General information
- Type: Microlight amphibious flying boat
- National origin: France
- Manufacturer: Latécoère (La societe industrielle d'aviation Latécoère, SILAT)
- Designer: Nono Larsen
- Number built: 1

History
- First flight: 18 July 1984

= Latécoère 225 =

The Latécoère 225 was an unusual single seat canard microlight amphibian, with a swept wing, and of pusher configuration. It first flew in 1984 but was not put into production.

==Design and development==

Before World War II Latécoère was a prolific aircraft manufacturer, particularly known for large flying boats. Post-war they produced many projects but no new designs were built and flown for almost 40 years. By the mid-1950s they had diversified, with a wide range of technical products, many with their own Latécoère type number. Some of these numbers duplicated those of earlier aircraft, for example the Latécoère 300 was an early 1930s flying boat but a 1960s high voltage circuit breaker. Just one of their diversifications produced an aircraft; the Latécoère 225 ultralight shares its number with a post-war four engine bomber project.

The Latécoère 225, or Latécoère Laté 225 is an unusual aircraft in many ways, a low powered, single seat microlight amphibian of swept wing, canard, pusher, pod and boom configuration.

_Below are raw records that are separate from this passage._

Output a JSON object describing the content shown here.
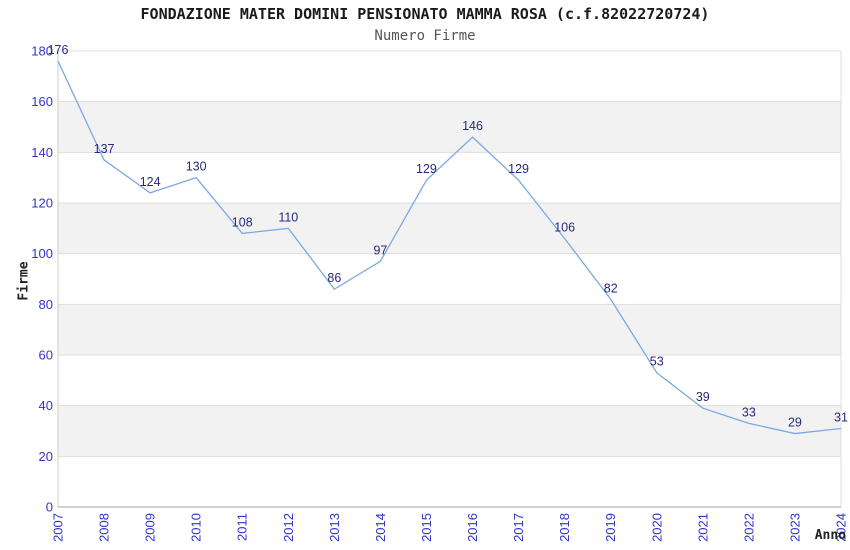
{
  "title": "FONDAZIONE MATER DOMINI PENSIONATO MAMMA ROSA (c.f.82022720724)",
  "subtitle": "Numero Firme",
  "chart_data": {
    "type": "line",
    "x": [
      2007,
      2008,
      2009,
      2010,
      2011,
      2012,
      2013,
      2014,
      2015,
      2016,
      2017,
      2018,
      2019,
      2020,
      2021,
      2022,
      2023,
      2024
    ],
    "values": [
      176,
      137,
      124,
      130,
      108,
      110,
      86,
      97,
      129,
      146,
      129,
      106,
      82,
      53,
      39,
      33,
      29,
      31
    ],
    "xlabel": "Anno",
    "ylabel": "Firme",
    "ylim": [
      0,
      180
    ],
    "yticks": [
      0,
      20,
      40,
      60,
      80,
      100,
      120,
      140,
      160,
      180
    ],
    "ytick_step": 20,
    "grid": true,
    "legend": "none",
    "point_labels_shown": true,
    "colors": {
      "line": "#7aa9e3",
      "point_label": "#28287c",
      "tick_label": "#3333cc",
      "band_fill": "#f2f2f2",
      "gridline": "#dddddd",
      "x_axis_line": "#a6a6a6",
      "y_axis_line": "#cccccc",
      "title_text": "#1a1a1a",
      "subtitle_text": "#555555"
    }
  }
}
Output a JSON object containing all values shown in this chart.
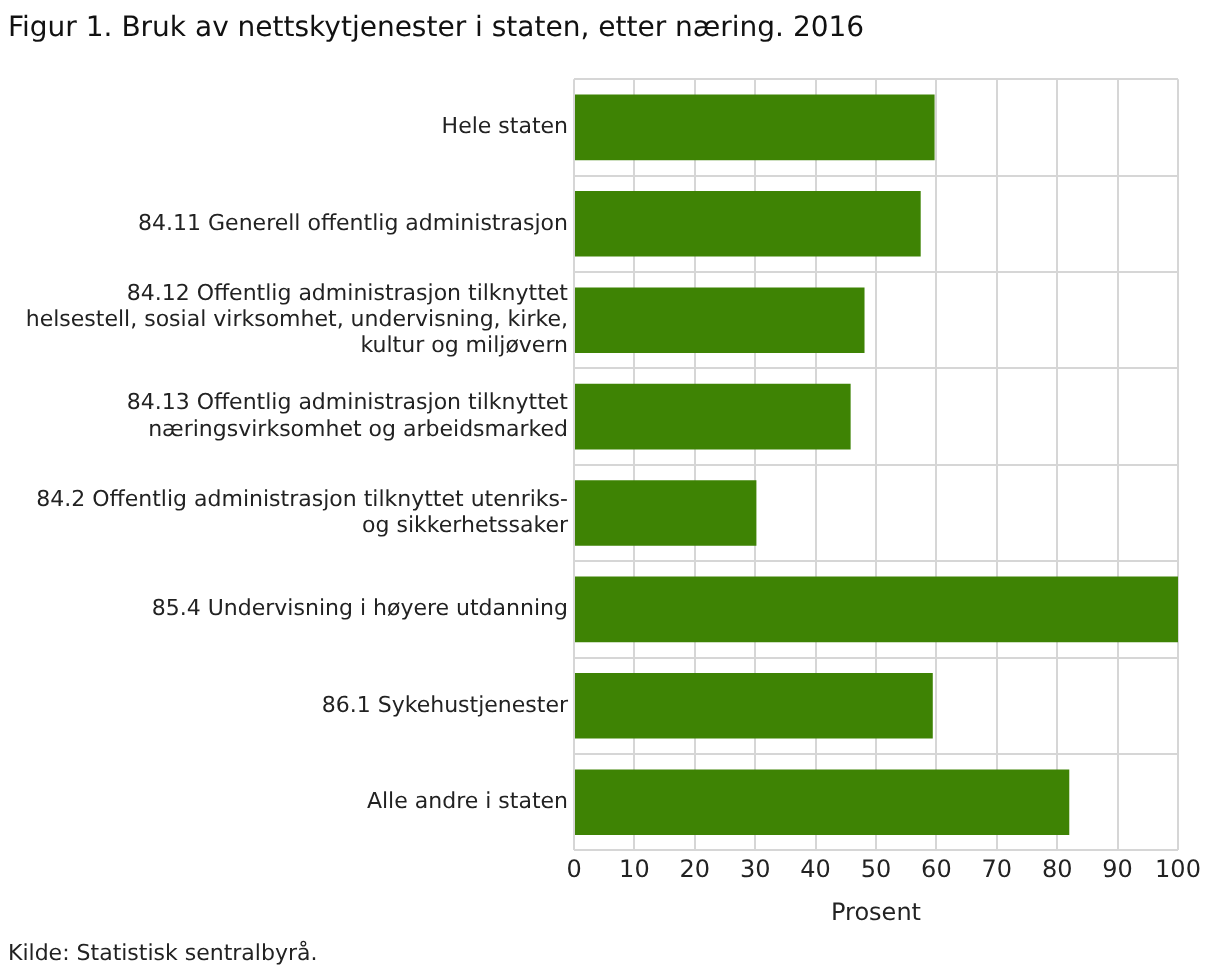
{
  "chart_data": {
    "type": "bar",
    "orientation": "horizontal",
    "title": "Figur 1. Bruk av nettskytjenester i staten, etter næring. 2016",
    "categories": [
      "Hele staten",
      "84.11 Generell offentlig administrasjon",
      "84.12 Offentlig administrasjon tilknyttet helsestell, sosial virksomhet, undervisning, kirke, kultur og miljøvern",
      "84.13 Offentlig administrasjon tilknyttet næringsvirksomhet og arbeidsmarked",
      "84.2 Offentlig administrasjon tilknyttet utenriks- og sikkerhetssaker",
      "85.4 Undervisning i høyere utdanning",
      "86.1 Sykehustjenester",
      "Alle andre i staten"
    ],
    "values": [
      59.7,
      57.4,
      48.1,
      45.8,
      30.2,
      100,
      59.4,
      82
    ],
    "color": "#3e8304",
    "xlabel": "Prosent",
    "xlim": [
      0,
      100
    ],
    "xticks": [
      0,
      10,
      20,
      30,
      40,
      50,
      60,
      70,
      80,
      90,
      100
    ],
    "grid": true,
    "annotations": [
      "Kilde: Statistisk sentralbyrå."
    ]
  }
}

Design was under way by 1983 and the unflown aircraft appeared at the Hanover and Cannes airshows of 1984. The first flight followed that July.

The Laté 225's airframe is of composite construction. Its high wing is swept at 13° and has constant chord. There are long chord end plate fins on the wing tips, rounded at the front but increasing in depth and with a vertical trailing edge that projects aft of the wing. The lower trailing edge of these fins is diagonally hinged to provide roll control. The wing is mounted on a boom which mounts the pusher engine at its rear end and reaches forward beyond the nose, where it carries an unswept, rectangular canard. This has an elevator for pitch control.

The flat sided pod fuselage is attached to the underside of the boom, with a glazed, single seat cabin forming the blunt nose. An inset rudder at the rear provides roll control. A single lift strut on each side braces the wing to the mid-lower fuselage. The underside of the pod is formed into a single step hull, equipped with a water rudder. The Laté 225 has an unusual tricycle undercarriage; the nosewheel retracts conventionally but the mainwheels, housed in fairings and fuselage mounted on cantilever legs, hinge upwards for landings on water, when they act as lateral stabilisers.

The Laté 225 was originally powered by an 18 kW, (24 hp) flat-twin two stroke engine but this was soon replaced by a 20 kW (30 hp) KFM 107er. It was undergoing tests in early 1985 but its subsequent career was either short or mostly unrecorded. At some point the design was acquired by SERLAG, who renamed it the SERLAG 225EX.

==Aircraft on display==

The Latécoère 225 prototype F-WZLM, renamed as the SERLEG 225EX, is on display at the Musée Historique de l'Hydraviation at Biscarrosse, once Latécoère's seaplane base.